Keyser, as a closing word of counsel, advised her not to plough for
corn earlier than the middle of March.
On the night of the 13th of September there was a flood in the creek,
and Keyser got up at four o'clock in the morning of the 14th and
worked until night, trying to save his buildings and his woodpile. He
was so busy that he forgot all about its being the day of his death;
and as he was very tired, he went to bed early and slept soundly all
night.
About six o'clock on the morning of the 15th there was a ring at the
door-bell. Keyser jumped out of bed, threw up the front window and
exclaimed,
"Who's there?"
"It's me--Toombs," said the undertaker.
"What do you want at this time of the morning?" demanded Keyser.
"Want?" said Toombs, not recognizing Keyser. "Why, I've brought around
the ice to pack Keyser in, so's he'll keep until the funeral. The
corpse'd spoil this kind of weather if we didn't."

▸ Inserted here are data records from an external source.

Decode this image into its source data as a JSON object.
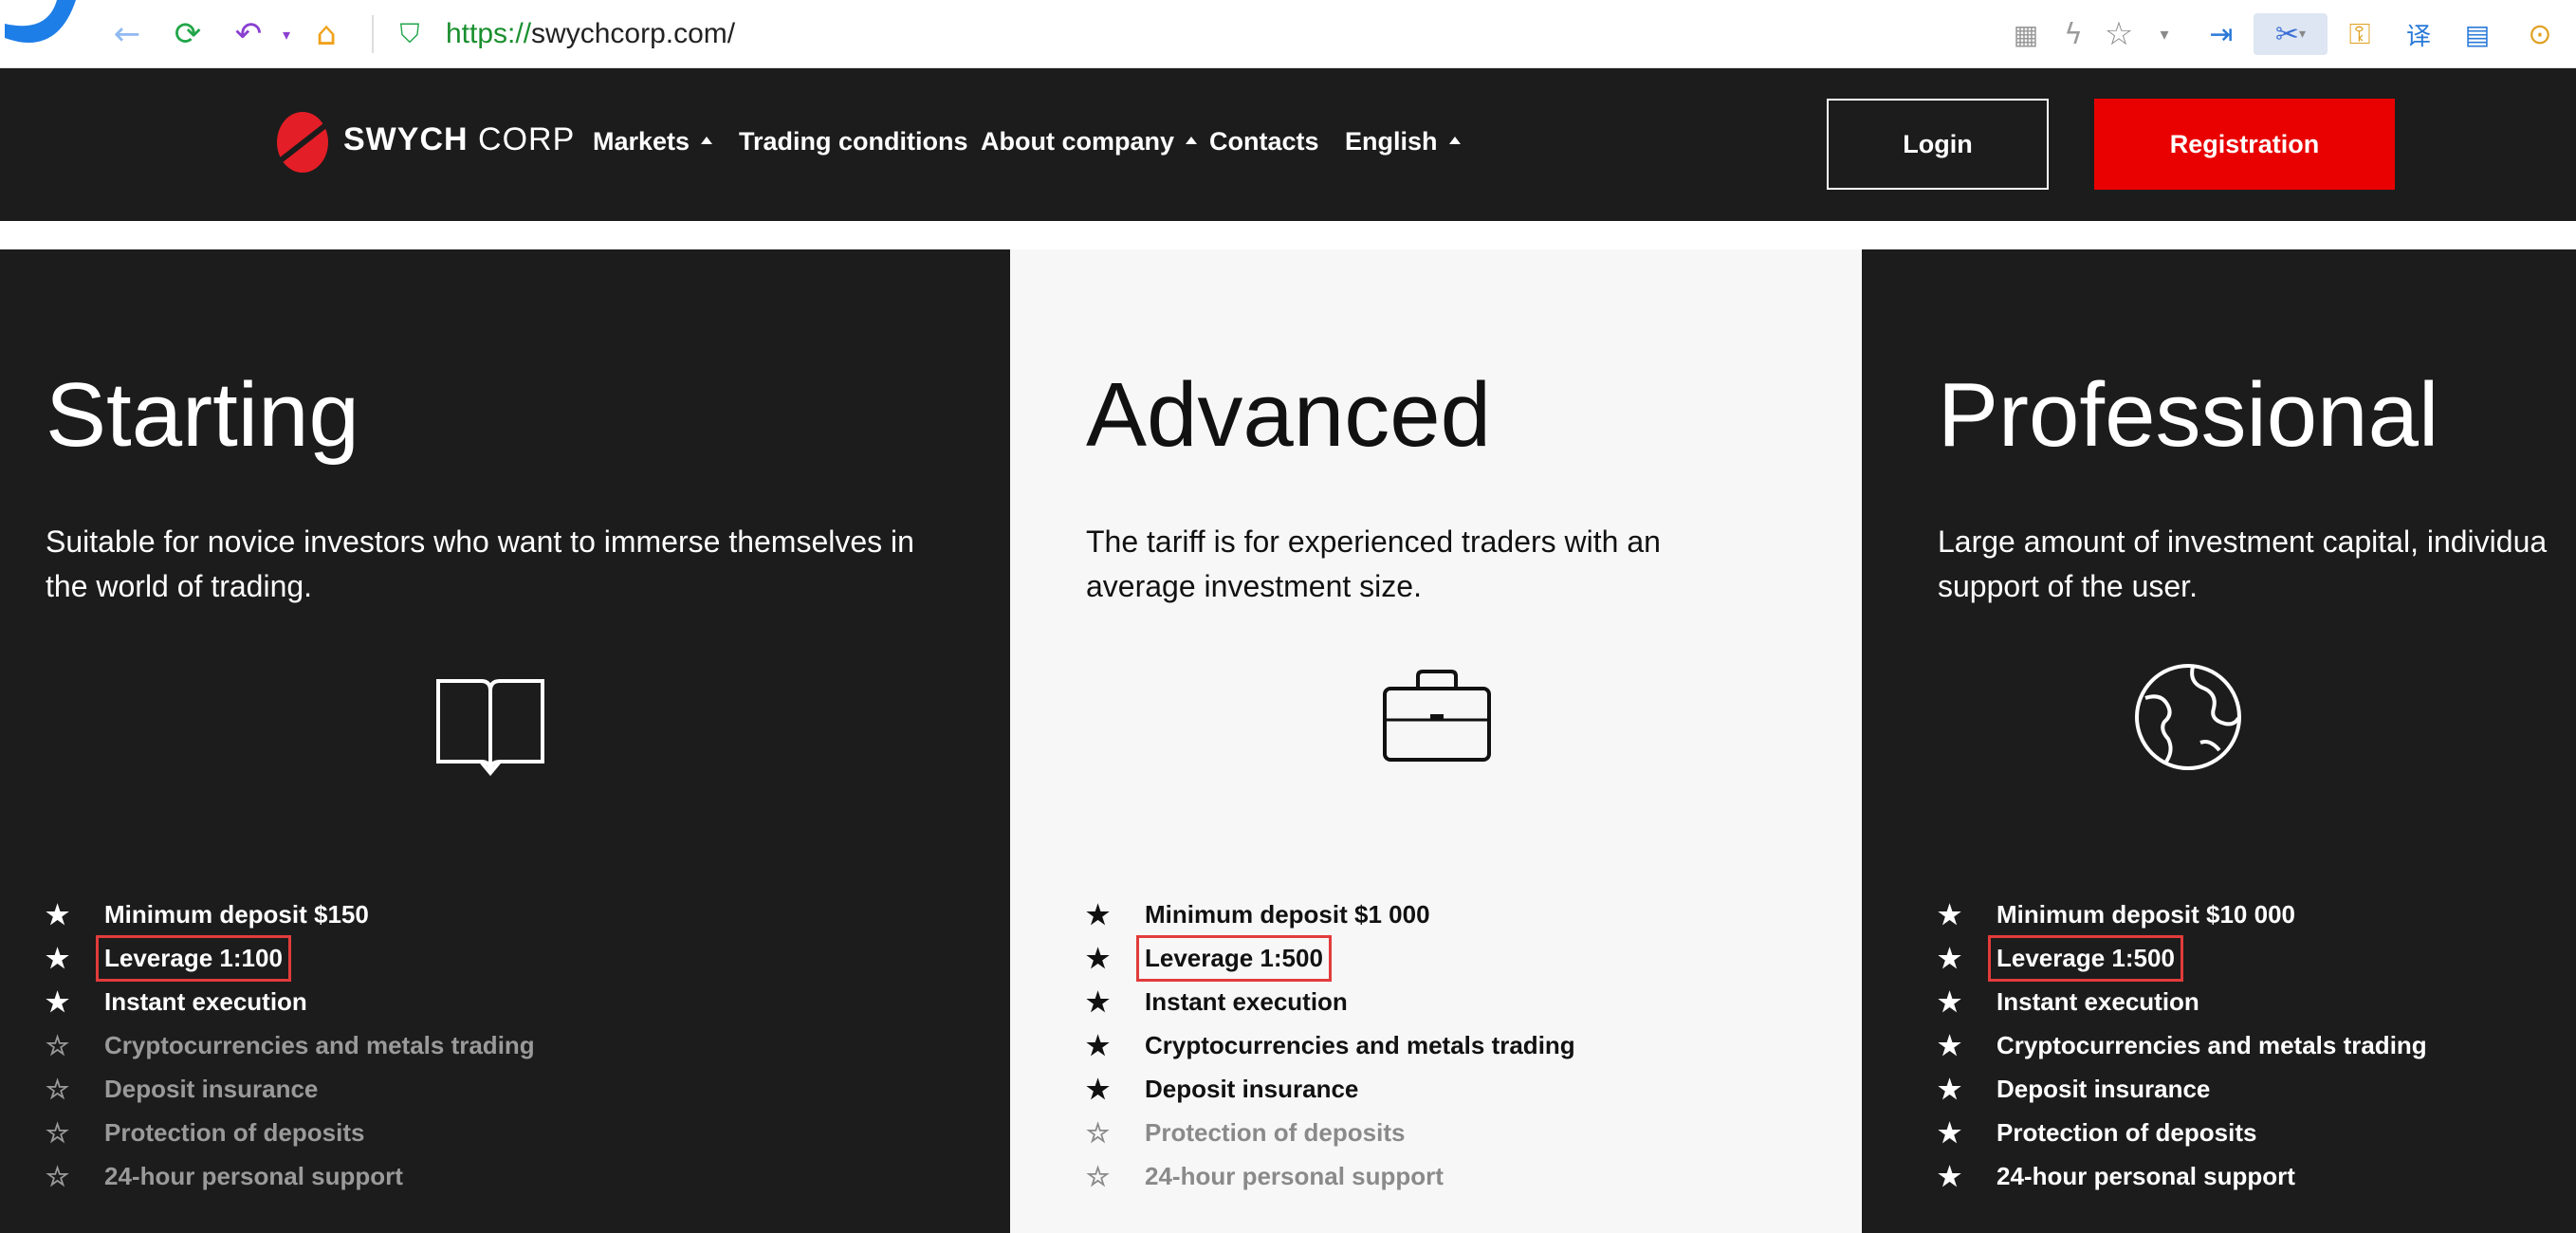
{
  "browser": {
    "url_scheme": "https://",
    "url_rest": "swychcorp.com/",
    "icons": [
      "browser-logo-icon",
      "back-icon",
      "reload-icon",
      "undo-icon",
      "home-icon",
      "shield-icon",
      "qr-icon",
      "lightning-icon",
      "star-icon",
      "dropdown-icon",
      "login-arrow-icon",
      "scissors-icon",
      "key-icon",
      "translate-icon",
      "reader-icon",
      "more-icon"
    ]
  },
  "header": {
    "logo_bold": "SWYCH",
    "logo_light": " CORP",
    "nav": [
      {
        "label": "Markets",
        "caret": true
      },
      {
        "label": "Trading conditions",
        "caret": false
      },
      {
        "label": "About company",
        "caret": true
      },
      {
        "label": "Contacts",
        "caret": false
      },
      {
        "label": "English",
        "caret": true
      }
    ],
    "login_label": "Login",
    "registration_label": "Registration"
  },
  "plans": [
    {
      "title": "Starting",
      "description": "Suitable for novice investors who want to immerse themselves in the world of trading.",
      "icon": "book-icon",
      "features": [
        {
          "label": "Minimum deposit  $150",
          "included": true
        },
        {
          "label": "Leverage 1:100",
          "included": true,
          "highlighted": true
        },
        {
          "label": "Instant execution",
          "included": true
        },
        {
          "label": "Cryptocurrencies and metals trading",
          "included": false
        },
        {
          "label": "Deposit insurance",
          "included": false
        },
        {
          "label": "Protection of deposits",
          "included": false
        },
        {
          "label": "24-hour personal support",
          "included": false
        }
      ]
    },
    {
      "title": "Advanced",
      "description": "The tariff is for experienced traders with an average investment size.",
      "icon": "briefcase-icon",
      "features": [
        {
          "label": "Minimum deposit  $1 000",
          "included": true
        },
        {
          "label": "Leverage 1:500",
          "included": true,
          "highlighted": true
        },
        {
          "label": "Instant execution",
          "included": true
        },
        {
          "label": "Cryptocurrencies and metals trading",
          "included": true
        },
        {
          "label": "Deposit insurance",
          "included": true
        },
        {
          "label": "Protection of deposits",
          "included": false
        },
        {
          "label": "24-hour personal support",
          "included": false
        }
      ]
    },
    {
      "title": "Professional",
      "description": "Large amount of investment capital, individua support of the user.",
      "icon": "globe-icon",
      "features": [
        {
          "label": "Minimum deposit  $10 000",
          "included": true
        },
        {
          "label": "Leverage 1:500",
          "included": true,
          "highlighted": true
        },
        {
          "label": "Instant execution",
          "included": true
        },
        {
          "label": "Cryptocurrencies and metals trading",
          "included": true
        },
        {
          "label": "Deposit insurance",
          "included": true
        },
        {
          "label": "Protection of deposits",
          "included": true
        },
        {
          "label": "24-hour personal support",
          "included": true
        }
      ]
    }
  ],
  "colors": {
    "accent": "#e90000",
    "dark": "#1c1c1c",
    "light": "#f7f7f7",
    "highlight": "#e23b3b"
  }
}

Then Keyser remembered, and it made him feel angry when he thought how
the day had passed and left him still alive, and how he had made a
fool of himself. So he said,
"Well, you can just skeet around home agin with that ice; the corpse
is not yet dead. You're a little too anxious, it strikes me. You're
not goin' to inter me yet, if you have got everything ready. So you
can haul off and unload."
About half-past ten that morning the deacons came around, with crape
on their hats and gloom in their faces, to carry the body to the
grave; and while they were on the front steps the marble-yard man
drove up with the flower-pot tombstone and a shovel, and stepped in to
ask the widow how deep she wanted the grave dug. Just then the choir
arrived with the minister, and the company was assembled in the
parlor, when Keyser came in from the stable, where he had been dosing
a horse with patent medicine and warm "mash" for the glanders. He was
surprised, but he proceeded to explain that there had been a little
mistake, somehow. He was also pained to find that everybody seemed to
be a good deal disappointed, particularly the tombstone-man, who went
away mad, declaring that such an old fraud ought to be buried, anyhow,
dead or alive. Just as the deacons left in a huff the tailor's boy
arrived with the burial-suit, and before Keyser could kick him off the
steps the paper-carrier flung into the door the _Patriot_, in which
that obituary notice occupied a prominent place.